5. Key Experimental Protocols, Baselines, and Quantitative Results

Summary of Experimental Settings

Setting	Environment	Agents	Timescales	Policy Types
Warehouse scheduling	$10 \times 10$ grid	2–8	$k=1,2,4$	PPO; hierarchical options
MEC EdgeTimer	4–12 clusters (K8s)	per Edge	3 layers (adaptive)	Actor-critic, action masking
CubeSat constellation	3–5 CubeSats	per Cube	assign vs. safety loop	MADDPG high, DQN low, SABE, MLP

Baselines include random scheduling, single-level DRL (MADDPG), static single- and multi-timescale rules, delay/workload-triggered updates.

Key outcomes:

• Hierarchical DRL outperforms single-level and random strategies, with statistically significant gains in task completion rate, makespan, and cumulative return. For example, CubeSat HierRL achieved 93–95% completion versus 72–87% for baselines, and a 10–20% reduction in makespan (Ramezani et al., 2023).
• In EdgeTimer, adaptive timescale policies achieved profit improvements of $1.3 \times$–$9.1\times$ versus static baselines, without cost to task delay guarantees ($\geq99\%$ deadline adherence) (Hao et al., 2024).
• Shared-experience policies at low level enable both faster convergence and higher average reward compared to independent learning modes (Carvalho et al., 2022).
• Pre-training low-level policies is critical: high-level scheduler learning collapses in the presence of non-stationary low-level behaviors (Carvalho et al., 2022).

6. Design Principles and Practical Considerations

Several design principles emerge from the comparative analyses:

• Decoupling via hierarchy: Splitting complex, high-dimensional scheduling into smaller DRL subproblems reduces parameter counts and accelerates convergence, as demonstrated in both warehouse and edge computing scenarios (Hao et al., 2024, Carvalho et al., 2022).
• Safety via masking: Direct action masking is an efficient mechanism for enforcing constraints without requiring elaborate reward engineering (Ramezani et al., 2023, Hao et al., 2024).
• Integration with forecasting/encoders: Incorporation of attention mechanisms (e.g., SABE) and explicit prediction (e.g., energy consumption via MLPs) further improves safety, prioritization, and robustness (Ramezani et al., 2023).
• Centralized training, decentralized execution (CTDE): Training with global information but local (partial) observability at inference is the prevalent paradigm, supporting both scalability and practical deployment in distributed settings (Hao et al., 2024, Ramezani et al., 2023, Carvalho et al., 2022).

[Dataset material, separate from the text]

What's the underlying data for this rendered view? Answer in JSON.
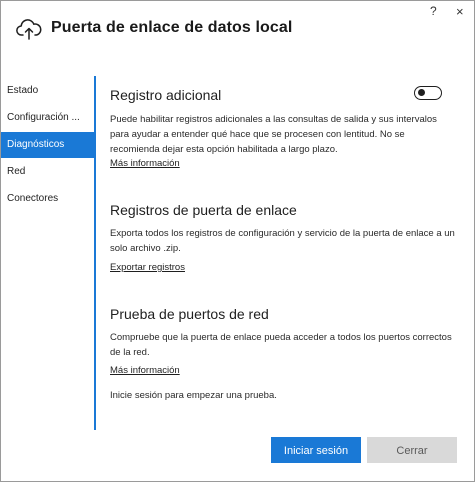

A plausible implication is that such frameworks may generalize with minimal adaptation to domains exhibiting hierarchical temporal or control structure—for instance, data center task management, UAV/robotic fleet control, and beyond.

7. Limitations, Ablations, and Open Directions

While hierarchical DRL multi-timescale scheduling demonstrates substantial benefits, the literature reports several limitations:

• Ablating pre-training, parameter sharing, or hierarchical organization leads to marked drops in convergence speed and solution quality (Carvalho et al., 2022, Ramezani et al., 2023).
• Fully decentralized, single-policy approaches plateau at lower returns, indicating the criticality of explicit hierarchization (Carvalho et al., 2022, Hao et al., 2024).
• Hand-crafted updating intervals, static timescales, or simple event triggers are consistently outperformed by adaptive, learned asynchrony (Hao et al., 2024).
• Some frameworks, while masking unsafe actions, do not include explicit methods for handling non-stationarity or catastrophic forgetting (e.g., no explicit recurrent models for long-term memory) (Carvalho et al., 2022, Hao et al., 2024).

Future research may investigate more flexible hierarchical decompositions, explicit memory-augmented policies, and unified safety/reliability guarantees under adversarial or highly non-stationary workload conditions.